Friends. Somehow they don’t seem to be what they used to be.
If you ask someone, “What is a friend?” you might be surprised at the responses you get. This used to be an easy question, but today the answer’s become muddled, thanks to technology and social media.
In these days of Facebook friends, Twitter followers, LinkedIn connections and text messaging, we’re in contact with more people than ever. In an instant, with just a few pecks on a computer or smart phone keyboard, we can have hundreds – even thousands – aware of our every thought, our every move. And often they reply back to us, offering reactions, suggestions, even snide comments. But are these really friends?
The popular and now-syndicated sit-com, “Friends,” seems outdated by the current network of virtual friends. In “Friends,” guys and gals hung out together, enjoying one another’s physical proximity. Together they experienced many of life’s highs and lows, and were there to offer or receive comfort and support whenever needed.
Today, physical presence is not essential to “friendship.” It’s common to see people standing or sitting with flesh-and-blood friends, ignoring them as they tap out messages on their phones and tablets to people nowhere in the vicinity, often ones they’ve never met face to face.

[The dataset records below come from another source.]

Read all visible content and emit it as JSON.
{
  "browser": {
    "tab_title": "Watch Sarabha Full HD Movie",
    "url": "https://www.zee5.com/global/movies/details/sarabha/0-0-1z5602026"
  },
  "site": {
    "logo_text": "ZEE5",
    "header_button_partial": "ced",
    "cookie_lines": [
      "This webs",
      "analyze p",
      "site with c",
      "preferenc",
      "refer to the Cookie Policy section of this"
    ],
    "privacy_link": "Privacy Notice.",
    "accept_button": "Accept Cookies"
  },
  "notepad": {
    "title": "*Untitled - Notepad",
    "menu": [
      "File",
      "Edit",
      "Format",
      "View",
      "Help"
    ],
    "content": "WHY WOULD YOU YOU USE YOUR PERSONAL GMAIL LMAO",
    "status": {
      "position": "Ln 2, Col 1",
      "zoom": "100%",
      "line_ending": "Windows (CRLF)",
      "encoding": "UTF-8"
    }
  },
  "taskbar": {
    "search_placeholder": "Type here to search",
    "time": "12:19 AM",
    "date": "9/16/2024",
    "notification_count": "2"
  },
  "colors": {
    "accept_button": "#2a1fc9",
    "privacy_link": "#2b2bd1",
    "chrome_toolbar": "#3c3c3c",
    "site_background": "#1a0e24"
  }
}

|There's something about a true friendship that|
social media cannot begin to replicate.
Thinking back over my boyhood and college years, friends were important. We shared our joys and struggles, but more importantly we were just there for each other, talking about whatever came to mind. These people became an important part of us, at least for a season.
It’s not that I’m opposed to Facebook friends, following other people on media like Twitter, or composing a text instead of making a traditional phone call. Times change, and it’s good to be able to connect with people in an ever-expanding array of communication alternatives.
But there’s something to be said for the old-fashioned kind of friend, the person you were happy to see, who was glad to just spend time together, talking, joking, bickering, whatever seemed to fit the moment.
The Bible has a lot to say about friendship, even though it was written centuries before Facebook would become a factor in human discourse. For instance, Proverbs 17:17 talks about the constancy of friendship: “A friend loves at all times, and a brother is born for adversity.”
Proverbs 18:24 points out the value of being selective in the choice of friends: “A man of many companions comes to ruin, but there is a friend who sticks closer than a brother.” And Proverbs 27:6 observes a true friend is not afraid to speak the truth: “Wounds from a friend can be trusted….” Other translations express it this way: “Faithful are the wounds of a friend.”
Jesus made perhaps the most profound statement about friendship when he said, “Greater love has no one than this: to lay down one's life for one's friends” (John 15:13). How many of your Facebook friends would do that?
I appreciate the advantages that social media offer us today, being able to communicate with people we could contact in no other way. And it’s an interesting means for becoming acquainted with people we’d never encounter otherwise. But I greatly appreciate my “live and in person” friends, those individuals I can see across a table, look in the eye, say what I want to say – and know they want to listen.